It had long been known that endothelial cells (thin, flat cells that form the interior layer of the entire circulatory system, from the heart to the tiniest capillaries) accumulate inside prosthetic arteries, where they play a crucial role in the healing process. Microfilaments in the endothelial layer, in both natural and artificial arteries, help the vessels withstand the shear stress of blood flow.
Surgeons prefer to use a segment of vein taken from elsewhere in a patient’s body when it is necessary to create a detour around a natural artery that has become clogged with plaque. When a natural vein is not available, vessels made of synthetic fabric are used as substitute grafts. Dr. Lester R. Sauvage, founder of the Hope Heart Institute in Seattle, was a pioneer in the development of artificial vessels. The Sauvage graft, made of Dacron and patented in 1971, is still widely used in cardiovascular surgery.

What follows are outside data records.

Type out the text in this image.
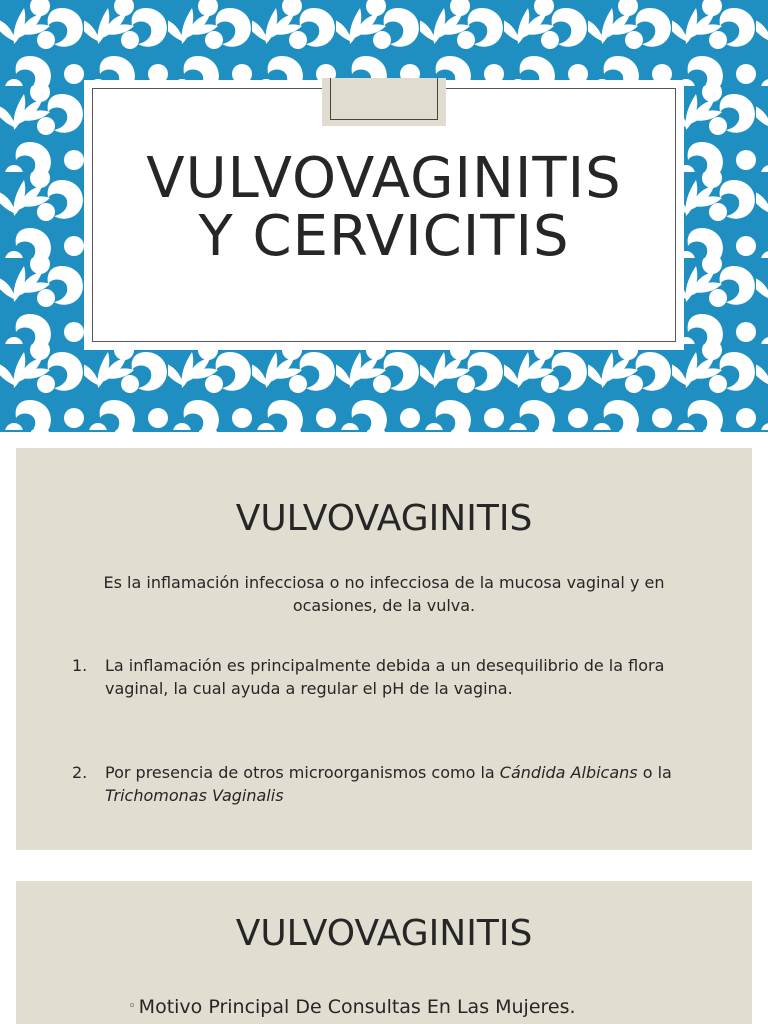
VULVOVAGINITIS
Y CERVICITIS
VULVOVAGINITIS
Es la inflamación infecciosa o no infecciosa de la mucosa vaginal y en ocasiones, de la vulva.
1. La inflamación es principalmente debida a un desequilibrio de la flora vaginal, la cual ayuda a regular el pH de la vagina.
2. Por presencia de otros microorganismos como la Cándida Albicans o la Trichomonas Vaginalis
VULVOVAGINITIS
◦ Motivo Principal De Consultas En Las Mujeres.
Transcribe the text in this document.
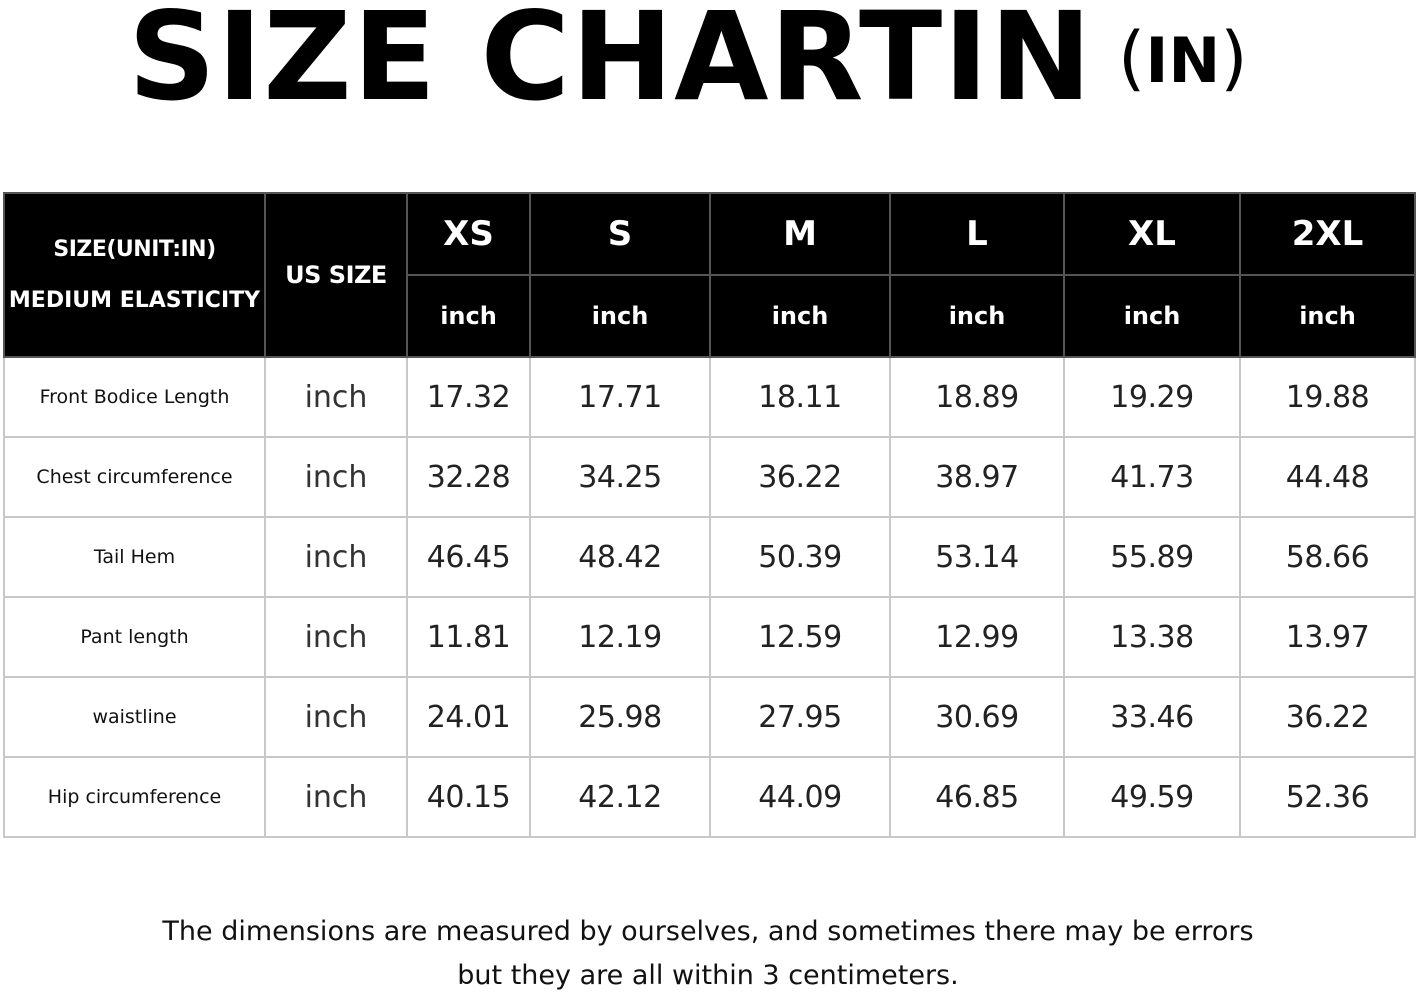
SIZE CHARTIN (IN)
SIZE(UNIT:IN)
MEDIUM ELASTICITY	US SIZE	XS	S	M	L	XL	2XL
		inch	inch	inch	inch	inch	inch
Front Bodice Length	inch	17.32	17.71	18.11	18.89	19.29	19.88
Chest circumference	inch	32.28	34.25	36.22	38.97	41.73	44.48
Tail Hem	inch	46.45	48.42	50.39	53.14	55.89	58.66
Pant length	inch	11.81	12.19	12.59	12.99	13.38	13.97
waistline	inch	24.01	25.98	27.95	30.69	33.46	36.22
Hip circumference	inch	40.15	42.12	44.09	46.85	49.59	52.36
The dimensions are measured by ourselves, and sometimes there may be errors
but they are all within 3 centimeters.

Like most other researchers, Sauvage assumed that the grafts worked because the porosity of the knitted polyester fabric allowed endothelial cells to migrate easily from adjacent tissues. The "through-wall" theory was the most widely accepted explanation of the healing mechanism. The "pannus" (for flap) theory held that the cells moved into the graft from the two ends of the natural blood vessel into which it had been placed.
In the early 1990s, Hope Institute scientists Qun Shi and Moses Hong-De Wu began to look more carefully at the source of the cells. In one experiment, they covered the outer surface of artificial arteries with silicone rubber, which endothelial cells could not penetrate. The arteries were then implanted in animals. If there were no cells in the arteries after removal, it would prove that the source was outside the grafts.
But the protective cells did show up inside the rubberized arteries. That set off what medical writer Warren King called "a cellular detective hunt." Dr. Arlene Wechezak, director of cell biology at the Hope, directed the first part of the search. As King explained it: "Endothelial cells bound to plastic were exposed to flowing laboratory nutrients -- mimicking blood flow. The cells not only divided, but the new cells moved downstream and stuck to new parts of the plastic" (The Seattle Times). The researchers concluded that similar mechanics were at work in the Dacron arteries.
In an article published in the May 1995 issue of the Journal of Vascular Surgery, Wu and Shi and their colleagues at the Hope announced that they had found "definitive proof" that the cells came from the bloodstream, and not from either the surrounding tissues or from the ends of the graft. A long graft that had been implanted in the upper thigh of a 65-year-old patient had had to be removed after 26 months because of an accumulation of fluid around the graft. Examining the graft, the researchers found endothelial cells in areas far removed from natural vessels.
Dr. William P. Hammond, associate medical director of the Hope, and scientists at the Fred Hutchinson Cancer Research Center in Seattle speculated that the bone marrow, which produces other blood cells, could also be the source of the endothelial cells. Hutchinson scientists Rainer Storb and Cong Yu performed an experiment that tested the theory. Bone marrow from one dog was transplanted into another and identified by DNA typing. Eight months later, a Dacron graft (treated with silicone to make it impervious) was implanted into one dog. When the graft was removed, the scientists found that is contained endothelial cells from both animals.
"We had been talking about it for 33 years, saying they were coming through the wall," said Sauvage. "But we proved ourselves wrong, and that was a great accomplishment" (The Seattle Times).